Frank Mennie

Personal information
- Date of birth: 30 October 1923
- Place of birth: Coatbridge, Scotland
- Date of death: 28 June 1997 (aged 73)
- Place of death: Coatbridge, Scotland
- Position(s): Left back

Youth career
- Coatbridge St Francis

Senior career*
- Years: Team / Apps / (Gls)
- 1939–1948: Kilmarnock / 32 / (1)
- 1948–1951: Clyde / 54 / (1)
- 1951–1954: Portadown

International career
- 1945: Scotland (wartime) / 2 / (0)
- 1949: Scottish League XI / 1 / (0)

= Frank Mennie =

Scottish footballer

Francis Mennie (30 October 1923 – 28 June 1997) was a Scottish footballer who played as a left back for Kilmarnock, Queen's Park (three seasons of unofficial competitions during World War II), Clyde and Portadown (Northern Ireland).
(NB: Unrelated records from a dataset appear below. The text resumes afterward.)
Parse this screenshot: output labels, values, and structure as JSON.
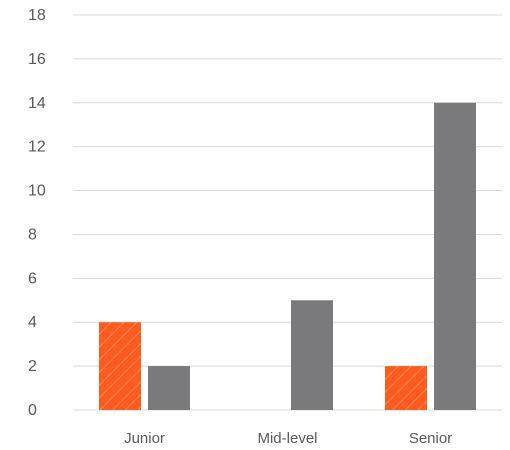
{
  "chart_data": {
    "type": "bar",
    "title": "",
    "xlabel": "",
    "ylabel": "",
    "categories": [
      "Junior",
      "Mid-level",
      "Senior"
    ],
    "series": [
      {
        "values": [
          4,
          0,
          2
        ],
        "color": "#ff5b1f",
        "pattern": "diagonal-hatch"
      },
      {
        "values": [
          2,
          5,
          14
        ],
        "color": "#7a7a7c"
      }
    ],
    "ylim": [
      0,
      18
    ],
    "yticks": [
      "0",
      "2",
      "4",
      "6",
      "8",
      "10",
      "12",
      "14",
      "16",
      "18"
    ],
    "grid": true,
    "legend": "none"
  }
}
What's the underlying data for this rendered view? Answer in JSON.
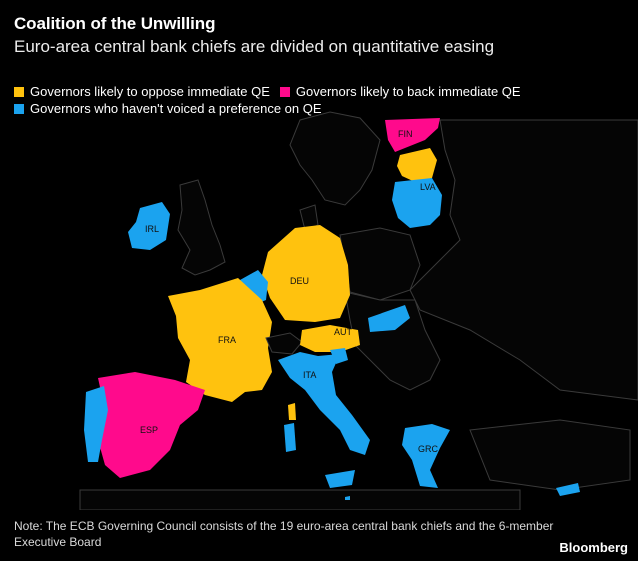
{
  "header": {
    "title": "Coalition of the Unwilling",
    "subtitle": "Euro-area central bank chiefs are divided on quantitative easing"
  },
  "legend": {
    "items": [
      {
        "label": "Governors likely to oppose immediate QE",
        "color": "#ffc20e"
      },
      {
        "label": "Governors likely to back immediate QE",
        "color": "#ff0a8c"
      },
      {
        "label": "Governors who haven't voiced a preference on QE",
        "color": "#1ba3ef"
      }
    ]
  },
  "map": {
    "labels": {
      "fin": "FIN",
      "lva": "LVA",
      "irl": "IRL",
      "deu": "DEU",
      "fra": "FRA",
      "aut": "AUT",
      "ita": "ITA",
      "esp": "ESP",
      "grc": "GRC"
    },
    "colors": {
      "oppose": "#ffc20e",
      "back": "#ff0a8c",
      "neutral": "#1ba3ef",
      "land": "#050505",
      "border": "#3a3a3a"
    }
  },
  "footer": {
    "note": "Note: The ECB Governing Council consists of the 19 euro-area central bank chiefs and the 6-member Executive Board",
    "source": "Bloomberg"
  }
}
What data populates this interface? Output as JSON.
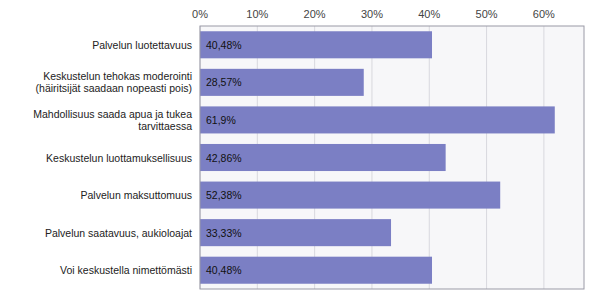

He appeared in the 1949 Scottish Cup Final with Clyde, a defeat to Rangers, and claimed the Gold Cup with Portadown in 1953, scoring the winning goal in the final.

Mennie appeared in two unofficial wartime international matches for Scotland in 1945 (the players who travelled to Belgium were all serving armed forces personnel – he was with the Royal Air Force) and was selected once for the Scottish Football League XI against the English Football League XI in 1949.